Conta a lenda que dormia
                                               Uma Princesa encantada
                                               A quem só despertaria
                                               Um Infante, que viria
                                               De além do muro da estrada.

                                               Ele tinha que, tentado,
                                               Vencer o mal e o bem,
                                               Antes que, já libertado,
                                               Deixasse o caminho errado
                                               Por o que à Princesa vem.

                                               A Princesa Adormecida,
                                               Se espera, dormindo espera.
                                               Sonha em morte a sua vida,
                                               E orna-lhe a fronte esquecida,
                                               Verde, uma grinalda de hera.

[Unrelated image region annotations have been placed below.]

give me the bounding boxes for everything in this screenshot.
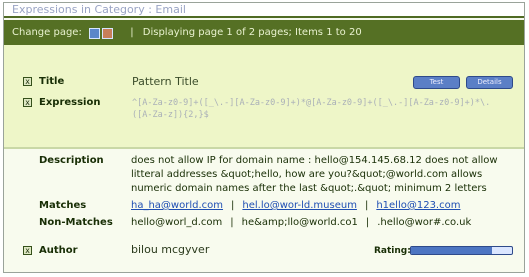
author-value: bilou mcgyver [131,243,210,256]
pager-bar: Change page: | Displaying page 1 of 2 pa… [4,20,524,45]
expand-icon[interactable]: x [23,98,32,107]
expressions-panel: Expressions in Category : Email Change p… [3,2,525,273]
list-divider: | [364,200,369,211]
pattern-header-section: x Title Pattern Title Test Details x Exp… [4,45,524,147]
list-divider: | [230,217,234,228]
match-link[interactable]: hel.lo@wor-ld.museum [242,200,357,211]
non-match-item: .hello@wor#.co.uk [377,217,472,228]
match-link[interactable]: h1ello@123.com [376,200,460,211]
non-match-item: he&amp;llo@world.co1 [241,217,358,228]
pattern-details-section: Description does not allow IP for domain… [4,149,524,272]
list-divider: | [365,217,370,228]
pager-divider: | [130,27,134,38]
title-label: Title [39,76,65,87]
pager-label: Change page: [12,27,82,38]
rating-fill [411,247,492,254]
pager-icons [89,20,115,45]
non-matches-list: hello@worl_d.com | he&amp;llo@world.co1 | .h… [131,217,471,228]
rating-label: Rating: [374,246,411,256]
test-button[interactable]: Test [413,76,460,89]
expand-icon[interactable]: x [23,77,32,86]
page-next-icon[interactable] [102,27,113,39]
page-first-icon[interactable] [89,27,100,39]
pager-status: Displaying page 1 of 2 pages; Items 1 to… [142,27,362,38]
rating-bar[interactable] [410,246,513,255]
matches-list: ha_ha@world.com | hel.lo@wor-ld.museum | h1e… [131,200,460,211]
details-button[interactable]: Details [466,76,513,89]
description-label: Description [39,155,104,166]
list-divider: | [231,200,235,211]
expand-icon[interactable]: x [23,246,32,255]
non-matches-label: Non-Matches [39,217,113,228]
match-link[interactable]: ha_ha@world.com [131,200,223,211]
author-label: Author [39,245,78,256]
matches-label: Matches [39,200,87,211]
pattern-title: Pattern Title [132,75,199,88]
non-match-item: hello@worl_d.com [131,217,223,228]
expression-label: Expression [39,97,101,108]
expression-value: ^[A-Za-z0-9]+([_\.-][A-Za-z0-9]+)*@[A-Za… [132,98,491,120]
description-value: does not allow IP for domain name : hell… [131,155,498,194]
window-title: Expressions in Category : Email [4,3,524,18]
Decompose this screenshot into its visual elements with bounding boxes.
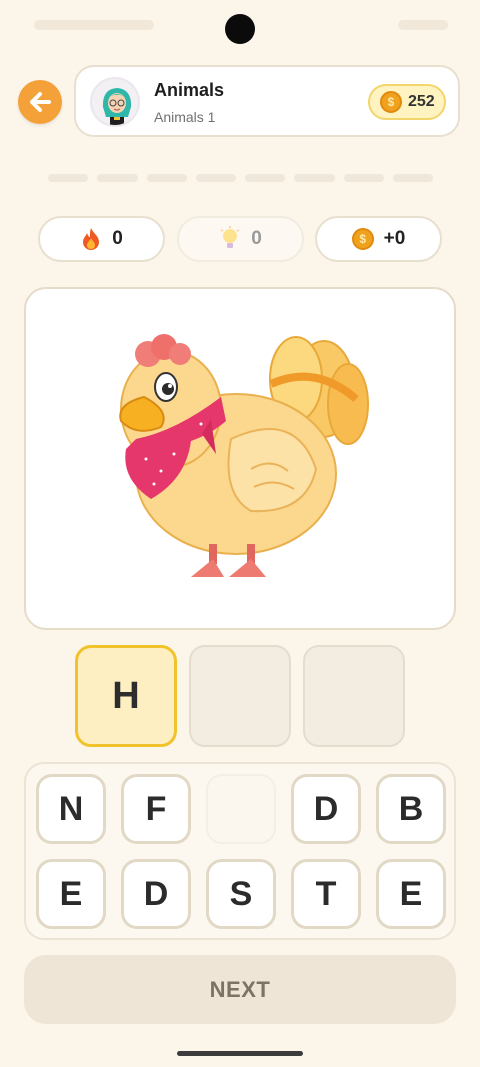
letter-key[interactable]: T xyxy=(291,859,361,929)
earned-coins-value: +0 xyxy=(383,228,406,249)
letter-key[interactable]: N xyxy=(36,774,106,844)
streak-counter: 0 xyxy=(38,216,165,262)
lightbulb-icon xyxy=(220,226,240,248)
letter-key[interactable]: D xyxy=(291,774,361,844)
coin-balance[interactable]: $ 252 xyxy=(368,84,446,120)
avatar[interactable] xyxy=(90,77,140,127)
progress-segment xyxy=(392,174,433,182)
avatar-girl-icon xyxy=(102,88,132,125)
back-button[interactable] xyxy=(18,80,62,124)
answer-slot[interactable]: H xyxy=(75,645,177,747)
progress-segment xyxy=(245,174,286,182)
fire-icon xyxy=(83,228,100,250)
coin-icon: $ xyxy=(380,91,402,113)
answer-slot[interactable] xyxy=(189,645,291,747)
earned-coins: $ +0 xyxy=(315,216,442,262)
level-name: Animals 1 xyxy=(154,109,216,125)
camera-cutout xyxy=(225,14,255,44)
letter-key[interactable]: D xyxy=(121,859,191,929)
hint-count: 0 xyxy=(251,228,262,249)
level-category-title: Animals xyxy=(154,80,225,100)
progress-segment xyxy=(146,174,187,182)
progress-segment xyxy=(97,174,138,182)
letter-key[interactable]: S xyxy=(206,859,276,929)
coin-balance-value: 252 xyxy=(408,93,435,110)
progress-segment xyxy=(294,174,335,182)
progress-segment xyxy=(48,174,89,182)
next-button[interactable]: NEXT xyxy=(24,955,456,1024)
status-bar-right xyxy=(398,20,448,30)
level-header-card: Animals Animals 1 $ 252 xyxy=(74,65,460,137)
coin-icon: $ xyxy=(351,228,374,250)
status-bar xyxy=(0,0,480,56)
streak-value: 0 xyxy=(112,228,123,249)
picture-card xyxy=(24,287,456,630)
hen-illustration xyxy=(119,334,369,577)
arrow-left-icon xyxy=(30,92,51,112)
progress-segment xyxy=(195,174,236,182)
progress-segment xyxy=(343,174,384,182)
answer-slot[interactable] xyxy=(303,645,405,747)
letter-keyboard: N F D B E D S T E xyxy=(24,762,456,940)
letter-key[interactable]: B xyxy=(376,774,446,844)
status-bar-left xyxy=(34,20,154,30)
level-progress xyxy=(48,174,433,182)
home-indicator[interactable] xyxy=(177,1051,303,1056)
letter-key[interactable]: E xyxy=(36,859,106,929)
hint-button[interactable]: 0 xyxy=(177,216,304,262)
letter-key-used xyxy=(206,774,276,844)
letter-key[interactable]: E xyxy=(376,859,446,929)
letter-key[interactable]: F xyxy=(121,774,191,844)
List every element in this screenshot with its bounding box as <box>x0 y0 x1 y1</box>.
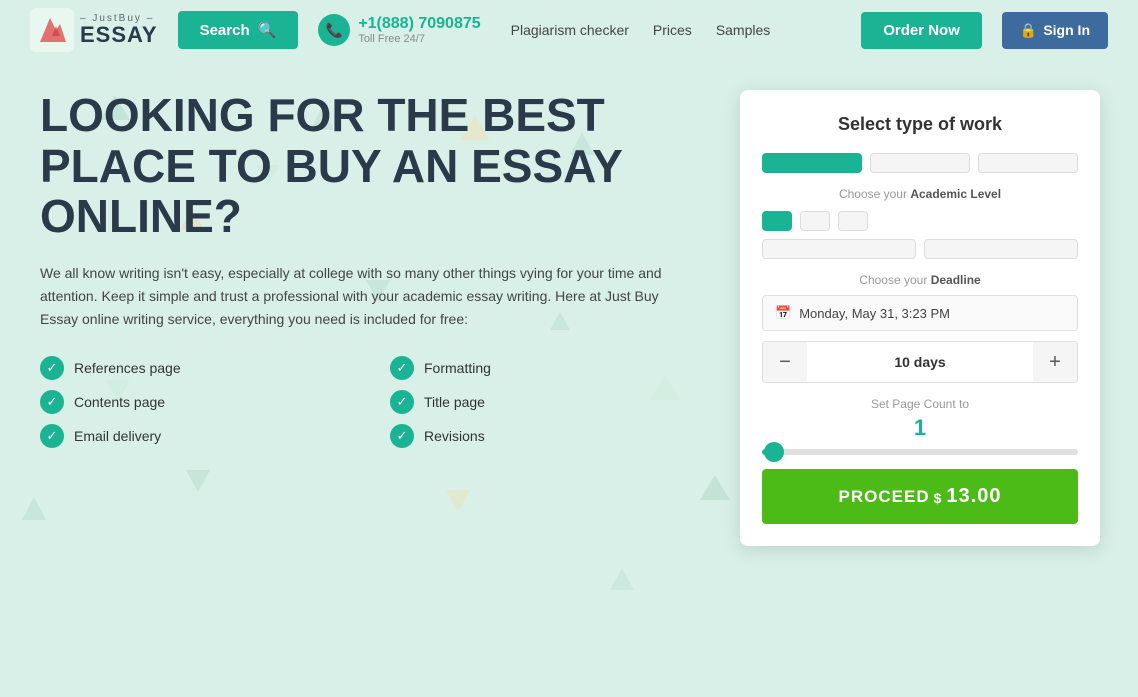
phone-number: +1(888) 7090875 <box>358 15 480 33</box>
phone-icon: 📞 <box>318 14 350 46</box>
work-type-writing[interactable] <box>762 153 862 173</box>
check-icon: ✓ <box>390 390 414 414</box>
academic-level-group-2 <box>762 239 1078 259</box>
hero-title: LOOKING FOR THE BEST PLACE TO BUY AN ESS… <box>40 90 700 242</box>
list-item: ✓ Title page <box>390 390 700 414</box>
proceed-button[interactable]: PROCEED $ 13.00 <box>762 469 1078 524</box>
slider-thumb[interactable] <box>764 442 784 462</box>
days-value: 10 days <box>807 354 1033 370</box>
work-type-editing[interactable] <box>870 153 970 173</box>
feature-label: Title page <box>424 394 485 410</box>
logo-title: ESSAY <box>80 24 158 46</box>
page-count-label: Set Page Count to <box>762 397 1078 411</box>
list-item: ✓ Revisions <box>390 424 700 448</box>
check-icon: ✓ <box>390 356 414 380</box>
hero-description: We all know writing isn't easy, especial… <box>40 262 700 331</box>
check-icon: ✓ <box>390 424 414 448</box>
feature-label: Contents page <box>74 394 165 410</box>
logo[interactable]: – JustBuy – ESSAY <box>30 8 158 52</box>
proceed-label: PROCEED <box>839 487 930 507</box>
search-button[interactable]: Search 🔍 <box>178 11 299 49</box>
feature-label: References page <box>74 360 181 376</box>
deadline-label: Choose your Deadline <box>762 273 1078 287</box>
level-college[interactable] <box>800 211 830 231</box>
proceed-price: 13.00 <box>946 485 1001 508</box>
widget-title: Select type of work <box>762 114 1078 135</box>
page-count-value: 1 <box>762 415 1078 441</box>
work-type-slides[interactable] <box>978 153 1078 173</box>
proceed-dollar: $ <box>934 490 943 506</box>
days-decrease-button[interactable]: − <box>763 342 807 382</box>
list-item: ✓ References page <box>40 356 350 380</box>
main-content: LOOKING FOR THE BEST PLACE TO BUY AN ESS… <box>0 60 1138 566</box>
check-icon: ✓ <box>40 424 64 448</box>
nav-plagiarism[interactable]: Plagiarism checker <box>511 22 629 38</box>
feature-label: Email delivery <box>74 428 161 444</box>
academic-level-label: Choose your Academic Level <box>762 187 1078 201</box>
sign-in-label: Sign In <box>1043 22 1090 38</box>
feature-label: Revisions <box>424 428 485 444</box>
list-item: ✓ Email delivery <box>40 424 350 448</box>
feature-label: Formatting <box>424 360 491 376</box>
lock-icon: 🔒 <box>1020 22 1037 39</box>
academic-level-group <box>762 211 1078 231</box>
level-high-school[interactable] <box>762 211 792 231</box>
header: – JustBuy – ESSAY Search 🔍 📞 +1(888) 709… <box>0 0 1138 60</box>
search-label: Search <box>200 22 250 39</box>
order-widget: Select type of work Choose your Academic… <box>740 90 1100 546</box>
list-item: ✓ Contents page <box>40 390 350 414</box>
search-icon: 🔍 <box>258 21 277 39</box>
page-count-slider[interactable] <box>762 449 1078 455</box>
slider-track <box>762 449 1078 455</box>
toll-free-text: Toll Free 24/7 <box>358 33 480 45</box>
check-icon: ✓ <box>40 356 64 380</box>
deadline-date-display[interactable]: 📅 Monday, May 31, 3:23 PM <box>762 295 1078 331</box>
hero-section: LOOKING FOR THE BEST PLACE TO BUY AN ESS… <box>40 90 700 448</box>
level-phd[interactable] <box>924 239 1078 259</box>
level-university[interactable] <box>838 211 868 231</box>
check-icon: ✓ <box>40 390 64 414</box>
list-item: ✓ Formatting <box>390 356 700 380</box>
days-increase-button[interactable]: + <box>1033 342 1077 382</box>
nav-prices[interactable]: Prices <box>653 22 692 38</box>
days-counter: − 10 days + <box>762 341 1078 383</box>
nav-samples[interactable]: Samples <box>716 22 770 38</box>
calendar-icon: 📅 <box>775 305 791 321</box>
phone-area: 📞 +1(888) 7090875 Toll Free 24/7 <box>318 14 480 46</box>
sign-in-button[interactable]: 🔒 Sign In <box>1002 12 1108 49</box>
work-type-group <box>762 153 1078 173</box>
deadline-date-text: Monday, May 31, 3:23 PM <box>799 306 950 321</box>
order-now-button[interactable]: Order Now <box>861 12 982 49</box>
main-nav: Plagiarism checker Prices Samples <box>511 22 771 38</box>
features-list: ✓ References page ✓ Formatting ✓ Content… <box>40 356 700 448</box>
level-masters[interactable] <box>762 239 916 259</box>
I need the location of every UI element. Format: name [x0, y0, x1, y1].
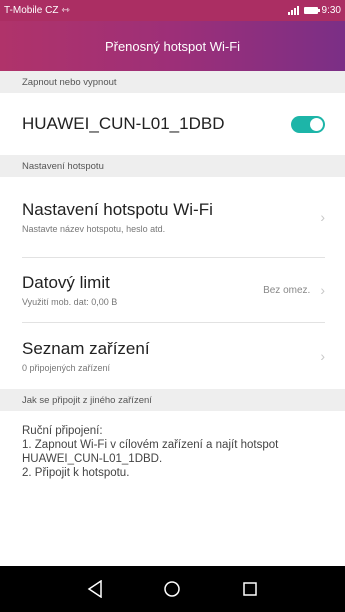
- chevron-right-icon: ›: [320, 347, 325, 364]
- chevron-right-icon: ›: [320, 282, 325, 298]
- navigation-bar: [0, 566, 345, 612]
- home-circle-icon[interactable]: [160, 577, 184, 601]
- battery-icon: [303, 7, 320, 14]
- instructions-line: Ruční připojení:: [22, 425, 103, 437]
- hotspot-toggle[interactable]: [291, 115, 325, 133]
- section-header-settings: Nastavení hotspotu: [0, 155, 345, 177]
- clock: 9:30: [321, 5, 341, 16]
- wifi-settings-row[interactable]: Nastavení hotspotu Wi-Fi Nastavte název …: [0, 177, 345, 257]
- device-list-title: Seznam zařízení: [22, 338, 150, 358]
- status-bar: T-Mobile CZ ⇿ 9:30: [0, 0, 345, 21]
- title-bar: Přenosný hotspot Wi-Fi: [0, 21, 345, 71]
- data-limit-row[interactable]: Datový limit Využití mob. dat: 0,00 B Be…: [0, 258, 345, 322]
- section-label: Zapnout nebo vypnout: [22, 76, 117, 88]
- section-header-connect: Jak se připojit z jiného zařízení: [0, 389, 345, 411]
- section-label: Jak se připojit z jiného zařízení: [22, 394, 152, 406]
- chevron-right-icon: ›: [320, 209, 325, 225]
- usb-icon: ⇿: [61, 5, 70, 16]
- device-list-row[interactable]: Seznam zařízení 0 připojených zařízení ›: [0, 323, 345, 388]
- section-label: Nastavení hotspotu: [22, 160, 104, 172]
- back-triangle-icon[interactable]: [83, 577, 107, 601]
- instructions-line: 2. Připojit k hotspotu.: [22, 467, 130, 479]
- recents-square-icon[interactable]: [238, 577, 262, 601]
- connect-instructions: Ruční připojení: 1. Zapnout Wi-Fi v cílo…: [22, 424, 332, 480]
- carrier-name: T-Mobile CZ: [4, 5, 59, 16]
- instructions-line: 1. Zapnout Wi-Fi v cílovém zařízení a na…: [22, 439, 282, 465]
- signal-icon: [287, 6, 299, 15]
- hotspot-toggle-row[interactable]: HUAWEI_CUN-L01_1DBD: [0, 93, 345, 155]
- data-limit-subtitle: Využití mob. dat: 0,00 B: [22, 297, 118, 307]
- hotspot-ssid: HUAWEI_CUN-L01_1DBD: [22, 114, 225, 133]
- data-limit-value: Bez omez.: [263, 284, 311, 296]
- wifi-settings-subtitle: Nastavte název hotspotu, heslo atd.: [22, 224, 166, 234]
- wifi-settings-title: Nastavení hotspotu Wi-Fi: [22, 200, 213, 219]
- toggle-knob: [310, 117, 323, 131]
- section-header-toggle: Zapnout nebo vypnout: [0, 71, 345, 93]
- page-title: Přenosný hotspot Wi-Fi: [104, 38, 241, 54]
- data-limit-title: Datový limit: [22, 273, 110, 292]
- device-list-subtitle: 0 připojených zařízení: [22, 362, 111, 373]
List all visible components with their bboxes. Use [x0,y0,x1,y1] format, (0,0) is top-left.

                                               Longe o Infante, esforçado,
                                               Sem saber que intuito tem,
                                               Rompe o caminho fadado.
                                               Ele dela é ignorado.
                                               Ela para ele é ninguém.

                                               Mas cada um cumpre o Destino–
                                               Ela dormindo encantada,
                                               Ele buscando-a sem tino
                                               Pelo processo divino
                                               Que faz existir a estrada.

                                               E, se bem que seja obscuro
                                               Tudo pela estrada fora,
                                               E falso, ele vem seguro,
                                               E, vencendo estrada e muro,
                                               Chega onde em sono ela mora.

                                               E, inda tonto do que houvera,
                                               À cabeça, em maresia,
                                               Ergue a mão, e encontra hera
                                               E vê que ele mesmo era
                               A Princesa que dormia.»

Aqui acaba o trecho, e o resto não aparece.